Abondance ne nuit pas ? C’est ce qu’il faut espérer si l’on en juge par le caractère très prolifique de l’actualité du jazz ces derniers mois. Dans un marché du disque en crise, la production de nouveautés n’a jamais été aussi importante. Il vous suffira de jeter un œil au sommaire des DNJ pour vous rendre compte du nombre de CDs que nous avons sélectionné ce mois-ci. Productions labellisées ou autoproductions ne désemplissent pas. Idem pour le livre de jazz. Comme chaque année l’excellent festival de Jazz à Saint-Germain-des-Prés (Esprit jazz) ouvre le bal de la saison festivalière avec un programme de grande qualité. Et lorsque l’on regarde la programmation qui nous attend cet été un peu partout en France elle est, sur le papier totalement bluffante avec son lot de stars américaines et de surprises étonnantes. Tiens, pas plus tard que ce soir la rencontre inédite de Bojan Z avec Petra Magoni en hommage au double blanc des Beatles promet de nous éblouir. Pas mal non ?
Sur les ondes aussi, le jazz est en forme. Tenez, France Musique par exemple qui, Samedi 17 mai se donne exceptionnellement le temps de programmer une nuit entière (de 23h à 7 h du matin !) consacrée à Chet Baker sous la houlette de Alex Dutilh, Philippe Carles et Franck Medioni. Assez exceptionnel pour avaler ses douze cafés et rester éveiller toute la nuit.
Oui visiblement le jazz se porte bien ces temps –ci.
Quant à la nouvelle génération du jazz, elle est plus talentueuse que jamais. Ceux qui ont eu la chance d’assister récemment à des tremplins de jeunes talents, ne manquent pas d’être sidérés par le niveau exceptionnel de ces jeunes issus de l’école de Didier Lockwood, du CNSM ou d’ailleurs et qui à 20 ans à peine possèdent déjà toute l’histoire du jazz au bout de leurs doigts de musiciens déjà plus en herbe.
Alors quoi, tout serait bien dans le meilleur des mondes du jazz ? Le jazz serait-il donc plus vivant que jamais et nous n’aurions que des raisons de nous réjouir ? Pas si sûr car cette abondance de talents et donc de productions nouvelles crée inévitablement un effet de goulet d’étranglement sur le marché pourtant bien étroit et bien encombré du jazz.
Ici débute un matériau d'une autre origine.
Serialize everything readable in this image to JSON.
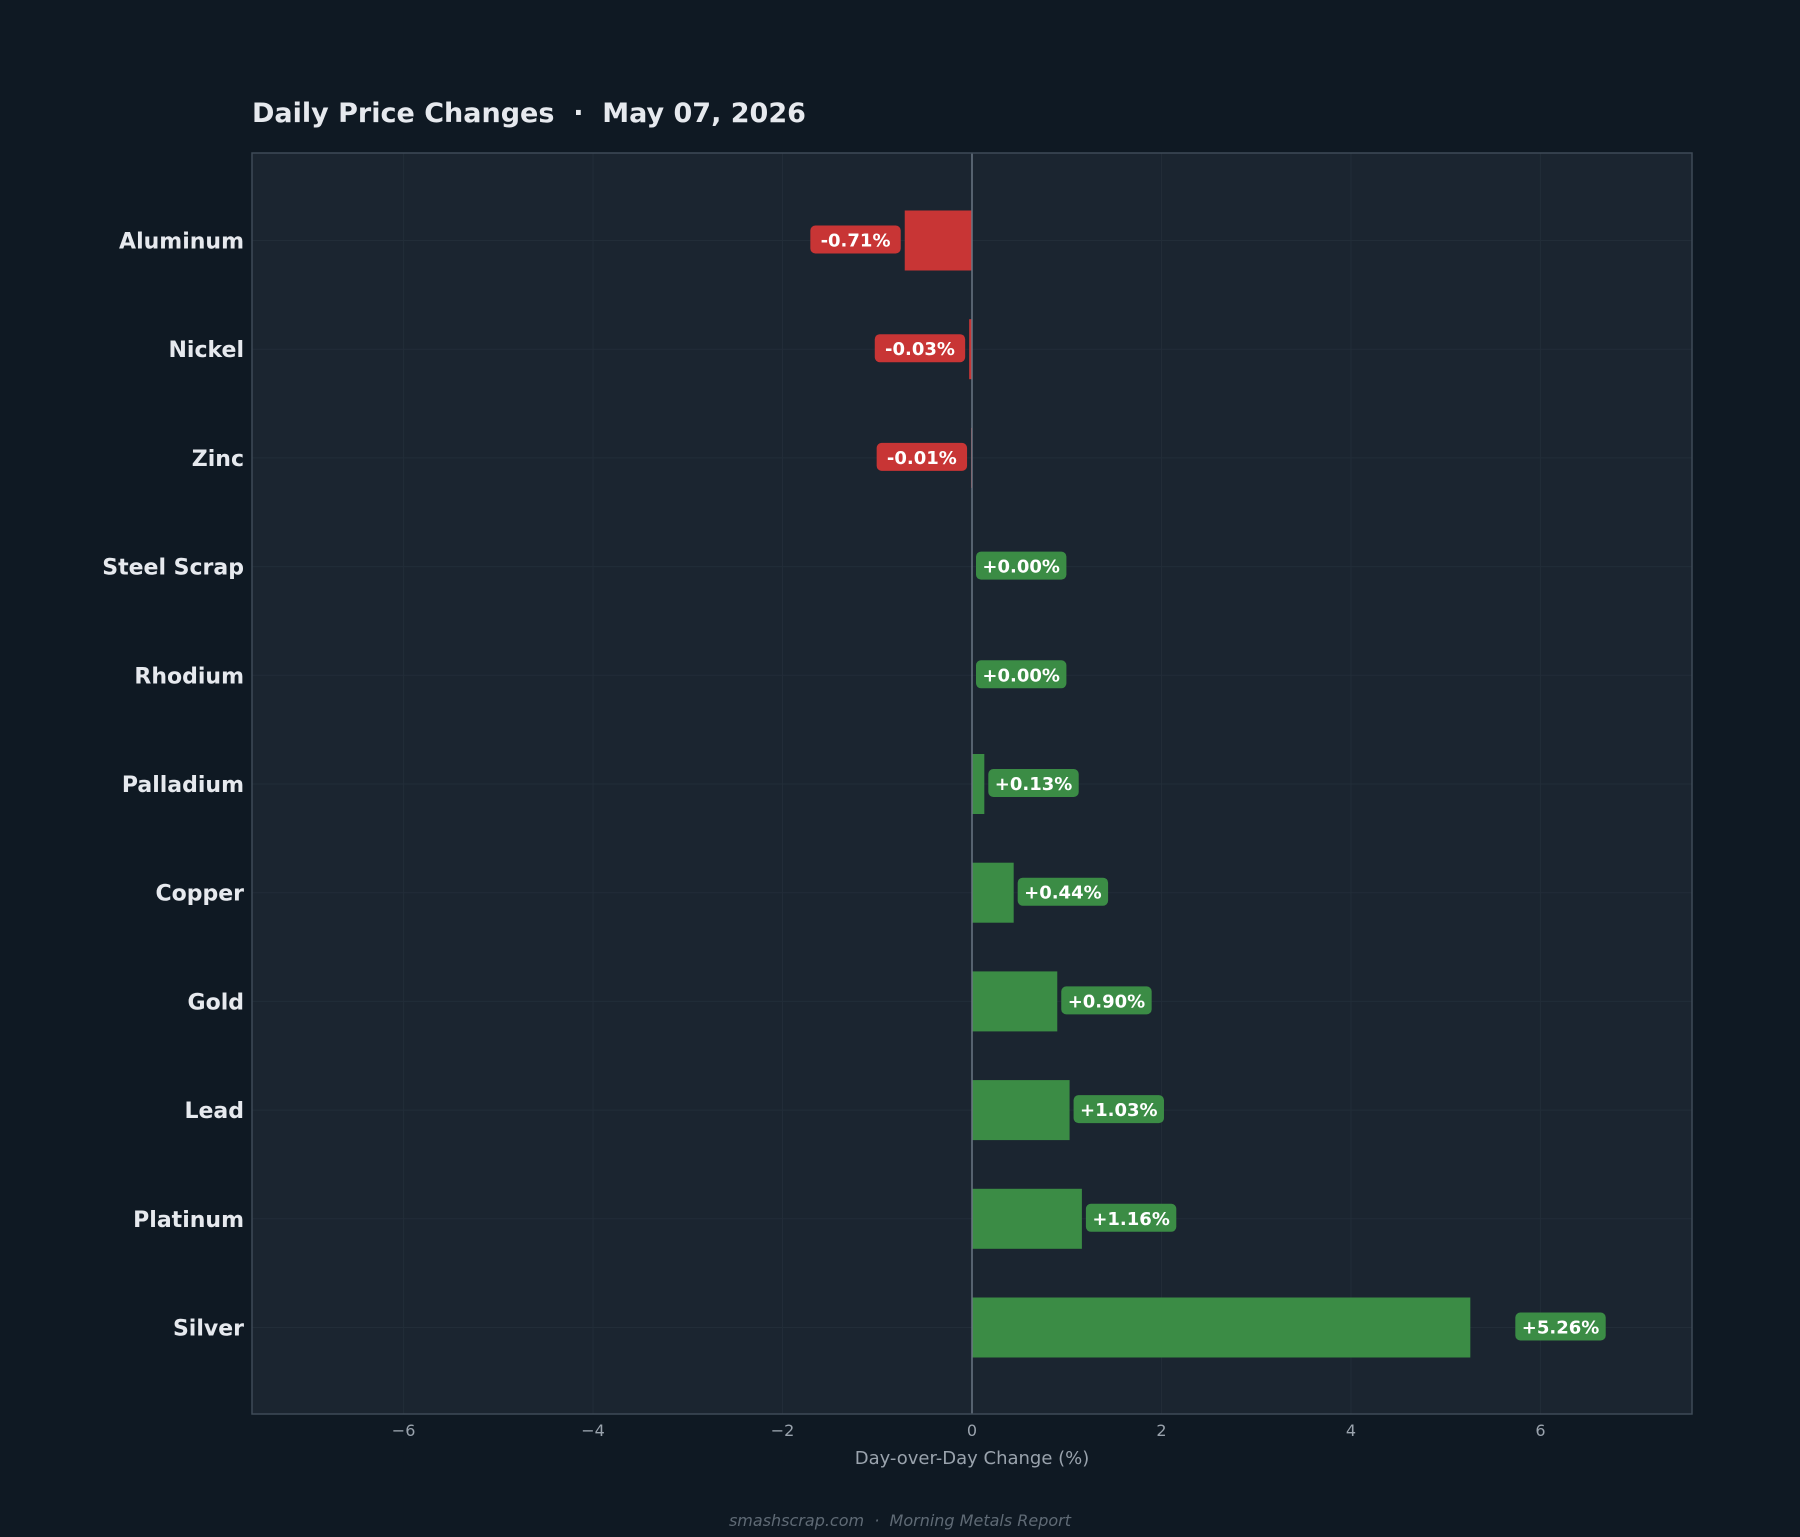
{
  "chart_data": {
    "type": "bar",
    "orientation": "horizontal",
    "title": "Daily Price Changes  ·  May 07, 2026",
    "xlabel": "Day-over-Day Change (%)",
    "ylabel": "",
    "xlim": [
      -7.6,
      7.6
    ],
    "x_ticks": [
      -6,
      -4,
      -2,
      0,
      2,
      4,
      6
    ],
    "x_tick_labels": [
      "−6",
      "−4",
      "−2",
      "0",
      "2",
      "4",
      "6"
    ],
    "grid": true,
    "categories": [
      "Aluminum",
      "Nickel",
      "Zinc",
      "Steel Scrap",
      "Rhodium",
      "Palladium",
      "Copper",
      "Gold",
      "Lead",
      "Platinum",
      "Silver"
    ],
    "values": [
      -0.71,
      -0.03,
      -0.01,
      0.0,
      0.0,
      0.13,
      0.44,
      0.9,
      1.03,
      1.16,
      5.26
    ],
    "data_labels": [
      "-0.71%",
      "-0.03%",
      "-0.01%",
      "+0.00%",
      "+0.00%",
      "+0.13%",
      "+0.44%",
      "+0.90%",
      "+1.03%",
      "+1.16%",
      "+5.26%"
    ],
    "colors": {
      "positive": "#3b8c45",
      "negative": "#c83535",
      "plot_background": "#1b2530",
      "page_background": "#0f1923"
    }
  },
  "footer": "smashscrap.com  ·  Morning Metals Report"
}
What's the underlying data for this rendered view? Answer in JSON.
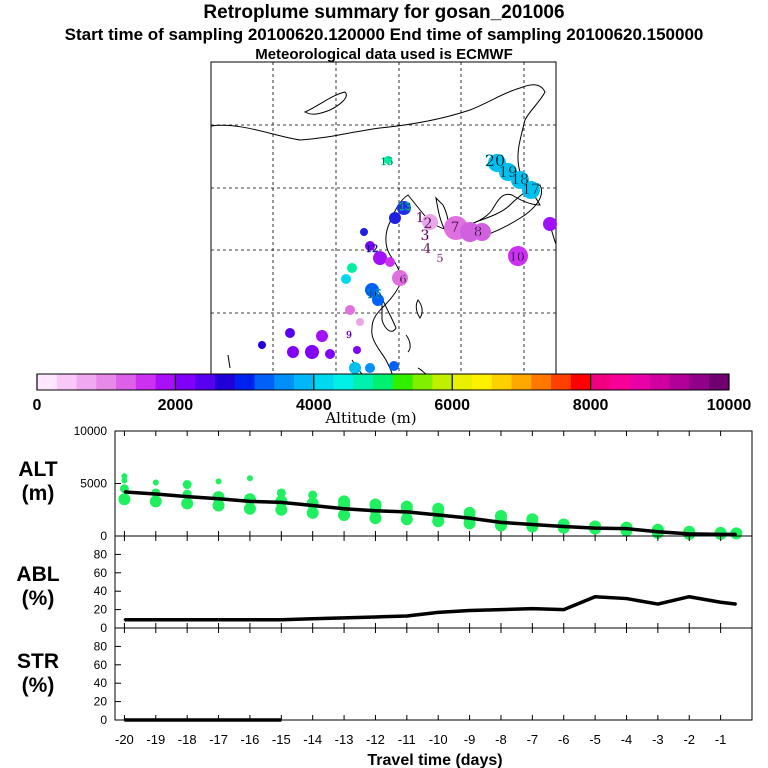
{
  "header": {
    "title": "Retroplume summary for gosan_201006",
    "line2": "Start time of sampling 20100620.120000     End time of sampling 20100620.150000",
    "line3": "Meteorological data used is ECMWF"
  },
  "colorbar": {
    "label": "Altitude (m)",
    "ticks": [
      "0",
      "2000",
      "4000",
      "6000",
      "8000",
      "10000"
    ],
    "min": 0,
    "max": 10000,
    "colors": [
      "#ffe8ff",
      "#f8c8f8",
      "#f0a8f0",
      "#e888e8",
      "#dc60e8",
      "#cc30f0",
      "#a810f8",
      "#8000f8",
      "#5800f0",
      "#2000d8",
      "#0020f0",
      "#0060f8",
      "#0090f8",
      "#00b8f8",
      "#00d8f0",
      "#00f0e8",
      "#00f0b0",
      "#00f070",
      "#30f000",
      "#80f000",
      "#c0f000",
      "#e8f000",
      "#fff000",
      "#ffd000",
      "#ffa800",
      "#ff7800",
      "#ff4000",
      "#ff0000",
      "#f00080",
      "#f80098",
      "#e800a8",
      "#d000a0",
      "#b00098",
      "#900088",
      "#700070"
    ]
  },
  "map": {
    "labels": [
      {
        "t": "20",
        "c": "#00c0f0"
      },
      {
        "t": "19",
        "c": "#00c0f0"
      },
      {
        "t": "18",
        "c": "#00c0f0"
      },
      {
        "t": "17",
        "c": "#00c0f0"
      },
      {
        "t": "1",
        "c": "#e070e0"
      },
      {
        "t": "2",
        "c": "#e070e0"
      },
      {
        "t": "3",
        "c": "#e070e0"
      },
      {
        "t": "4",
        "c": "#e8a8e8"
      },
      {
        "t": "5",
        "c": "#e8a8e8"
      },
      {
        "t": "6",
        "c": "#d060e0"
      },
      {
        "t": "7",
        "c": "#d060e0"
      },
      {
        "t": "8",
        "c": "#d060e0"
      },
      {
        "t": "10",
        "c": "#cc30f0"
      },
      {
        "t": "12",
        "c": "#2020e0"
      },
      {
        "t": "13",
        "c": "#00f0a0"
      },
      {
        "t": "15",
        "c": "#00f0a0"
      },
      {
        "t": "16",
        "c": "#00c0f0"
      },
      {
        "t": "9",
        "c": "#a010f8"
      }
    ]
  },
  "chart_data": [
    {
      "type": "line",
      "panel": "ALT",
      "ylabel": "ALT\n(m)",
      "ylim": [
        0,
        10000
      ],
      "yticks": [
        0,
        5000,
        10000
      ],
      "xlim": [
        -20.3,
        0
      ],
      "x": [
        -20,
        -19,
        -18,
        -17,
        -16,
        -15,
        -14,
        -13,
        -12,
        -11,
        -10,
        -9,
        -8,
        -7,
        -6,
        -5,
        -4,
        -3,
        -2,
        -1,
        -0.5
      ],
      "values": [
        4200,
        4000,
        3750,
        3550,
        3300,
        3200,
        2900,
        2600,
        2400,
        2300,
        2000,
        1700,
        1300,
        1100,
        900,
        750,
        700,
        400,
        200,
        150,
        150
      ],
      "scatter": [
        {
          "x": -20,
          "y": 3500
        },
        {
          "x": -20,
          "y": 4500
        },
        {
          "x": -20,
          "y": 5300
        },
        {
          "x": -20,
          "y": 5700
        },
        {
          "x": -19,
          "y": 3300
        },
        {
          "x": -19,
          "y": 4100
        },
        {
          "x": -19,
          "y": 5100
        },
        {
          "x": -18,
          "y": 3100
        },
        {
          "x": -18,
          "y": 4000
        },
        {
          "x": -18,
          "y": 4900
        },
        {
          "x": -17,
          "y": 2900
        },
        {
          "x": -17,
          "y": 3700
        },
        {
          "x": -17,
          "y": 5200
        },
        {
          "x": -16,
          "y": 2600
        },
        {
          "x": -16,
          "y": 3500
        },
        {
          "x": -16,
          "y": 5500
        },
        {
          "x": -15,
          "y": 2500
        },
        {
          "x": -15,
          "y": 3300
        },
        {
          "x": -15,
          "y": 4100
        },
        {
          "x": -14,
          "y": 2200
        },
        {
          "x": -14,
          "y": 3100
        },
        {
          "x": -14,
          "y": 3900
        },
        {
          "x": -13,
          "y": 2000
        },
        {
          "x": -13,
          "y": 2900
        },
        {
          "x": -13,
          "y": 3300
        },
        {
          "x": -12,
          "y": 1700
        },
        {
          "x": -12,
          "y": 2500
        },
        {
          "x": -12,
          "y": 3000
        },
        {
          "x": -11,
          "y": 1600
        },
        {
          "x": -11,
          "y": 2400
        },
        {
          "x": -11,
          "y": 2800
        },
        {
          "x": -10,
          "y": 1400
        },
        {
          "x": -10,
          "y": 2100
        },
        {
          "x": -10,
          "y": 2600
        },
        {
          "x": -9,
          "y": 1200
        },
        {
          "x": -9,
          "y": 1700
        },
        {
          "x": -9,
          "y": 2200
        },
        {
          "x": -8,
          "y": 1000
        },
        {
          "x": -8,
          "y": 1500
        },
        {
          "x": -8,
          "y": 1900
        },
        {
          "x": -7,
          "y": 900
        },
        {
          "x": -7,
          "y": 1200
        },
        {
          "x": -7,
          "y": 1600
        },
        {
          "x": -6,
          "y": 800
        },
        {
          "x": -6,
          "y": 1100
        },
        {
          "x": -5,
          "y": 700
        },
        {
          "x": -5,
          "y": 900
        },
        {
          "x": -4,
          "y": 500
        },
        {
          "x": -4,
          "y": 800
        },
        {
          "x": -3,
          "y": 300
        },
        {
          "x": -3,
          "y": 600
        },
        {
          "x": -2,
          "y": 200
        },
        {
          "x": -2,
          "y": 400
        },
        {
          "x": -1,
          "y": 200
        },
        {
          "x": -1,
          "y": 300
        },
        {
          "x": -0.5,
          "y": 250
        }
      ]
    },
    {
      "type": "line",
      "panel": "ABL",
      "ylabel": "ABL\n(%)",
      "ylim": [
        0,
        100
      ],
      "yticks": [
        0,
        20,
        40,
        60,
        80
      ],
      "xlim": [
        -20.3,
        0
      ],
      "x": [
        -20,
        -19,
        -18,
        -17,
        -16,
        -15,
        -14,
        -13,
        -12,
        -11,
        -10,
        -9,
        -8,
        -7,
        -6,
        -5,
        -4,
        -3,
        -2,
        -1,
        -0.5
      ],
      "values": [
        9,
        9,
        9,
        9,
        9,
        9,
        10,
        11,
        12,
        13,
        17,
        19,
        20,
        21,
        20,
        34,
        32,
        26,
        34,
        28,
        26
      ]
    },
    {
      "type": "line",
      "panel": "STR",
      "ylabel": "STR\n(%)",
      "ylim": [
        0,
        100
      ],
      "yticks": [
        0,
        20,
        40,
        60,
        80
      ],
      "xlim": [
        -20.3,
        0
      ],
      "x": [
        -20,
        -19,
        -18,
        -17,
        -16,
        -15
      ],
      "values": [
        0,
        0,
        0,
        0,
        0,
        0
      ],
      "xlabel": "Travel time (days)",
      "xticks": [
        -20,
        -19,
        -18,
        -17,
        -16,
        -15,
        -14,
        -13,
        -12,
        -11,
        -10,
        -9,
        -8,
        -7,
        -6,
        -5,
        -4,
        -3,
        -2,
        -1
      ],
      "xtick_labels": [
        "-20",
        "-19",
        "-18",
        "-17",
        "-16",
        "-15",
        "-14",
        "-13",
        "-12",
        "-11",
        "-10",
        "-9",
        "-8",
        "-7",
        "-6",
        "-5",
        "-4",
        "-3",
        "-2",
        "-1"
      ]
    }
  ]
}
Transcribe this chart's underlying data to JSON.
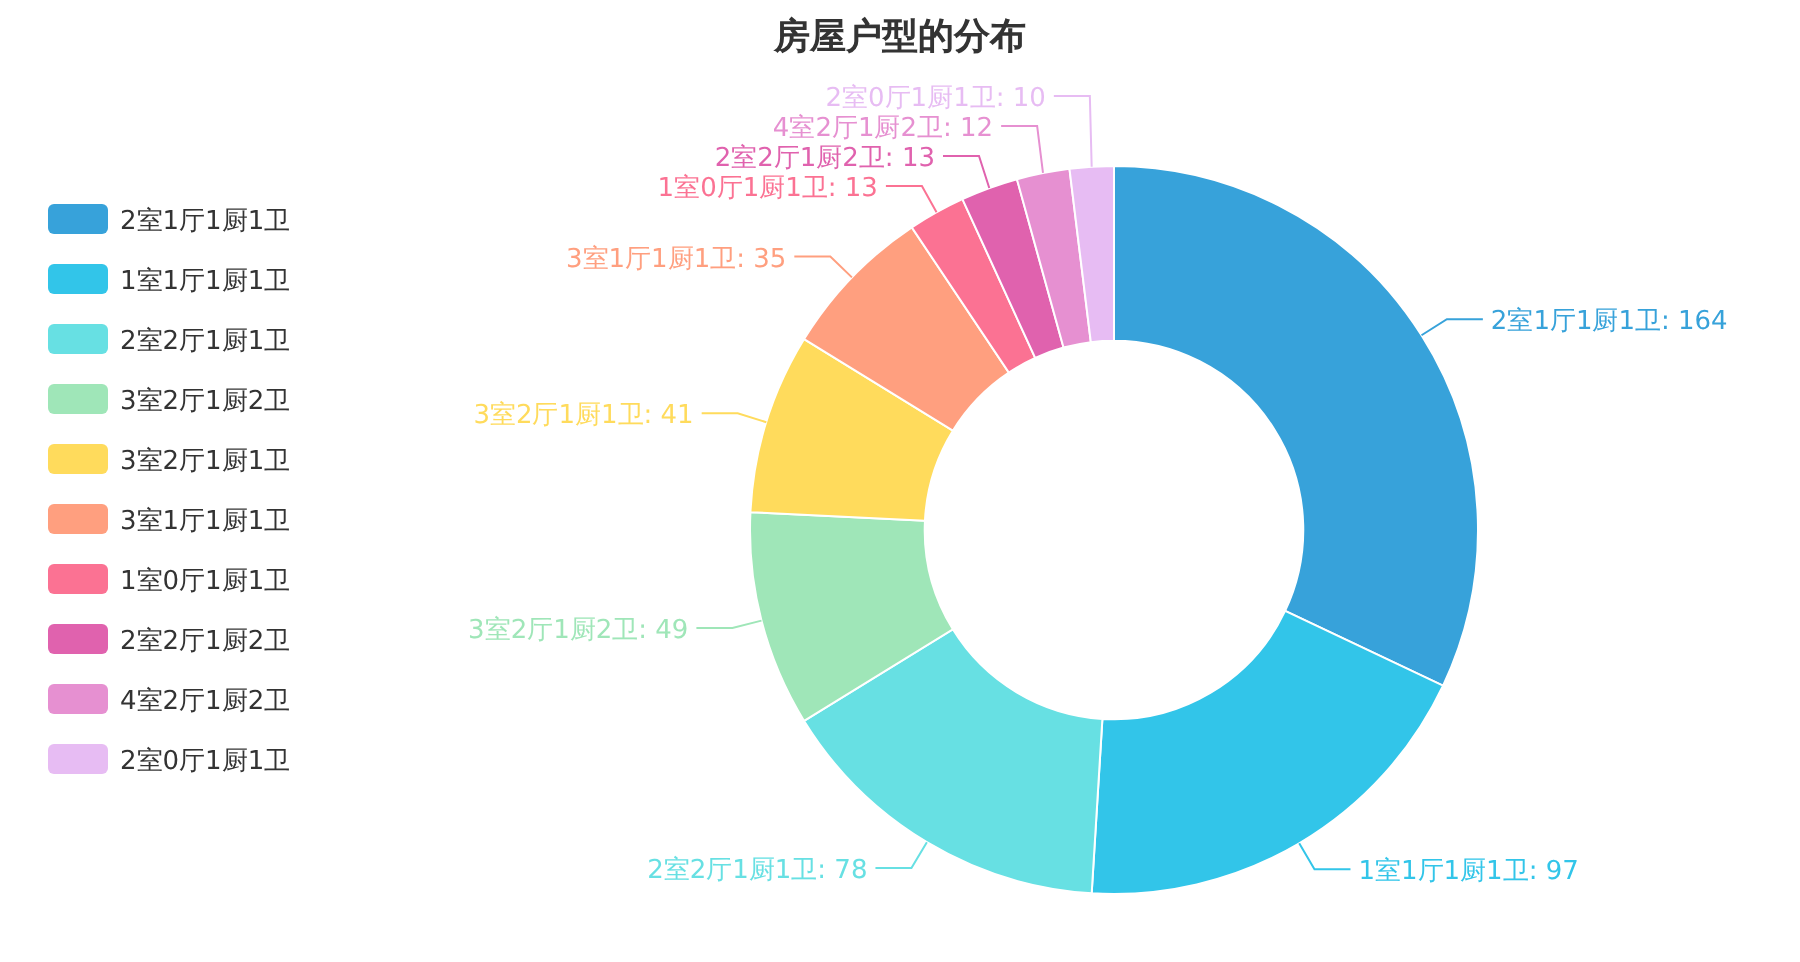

Et qu’y aurait-il de pire pour le jazz en particulier et la musique en général qu’une banalisation du talent ? Comment alors naviguer et avec quelles balises ?
Il est alors urgent et nécessaire d’entendre la voix des vieux doctes qui, avec l’âge deviennent d’ailleurs plus jeunes et plus mutins que réellement sages, pour nous donner encore et toujours quelques repères essentiels. Martial Solal qui, pour les DNJ s’est confié à l’oreille attentive de Bruno Pfeiffer en est un, assurément. Car Solal a ce recul nécessaire et cette distance indispensable qui lui permet aujourd’hui à, plus de 81 ans, de revenir sur le devant de la scène plus libéré que jamais. Avec cette distance qu’il est urgent d’entendre. Indispensable pour tous ceux qui voudraient survivre dans cet océan de nouveaux talents. L’entendre enfin aujourd’hui est vital pour quiconque cherche à se donner des grilles de lecture du jazz actuel.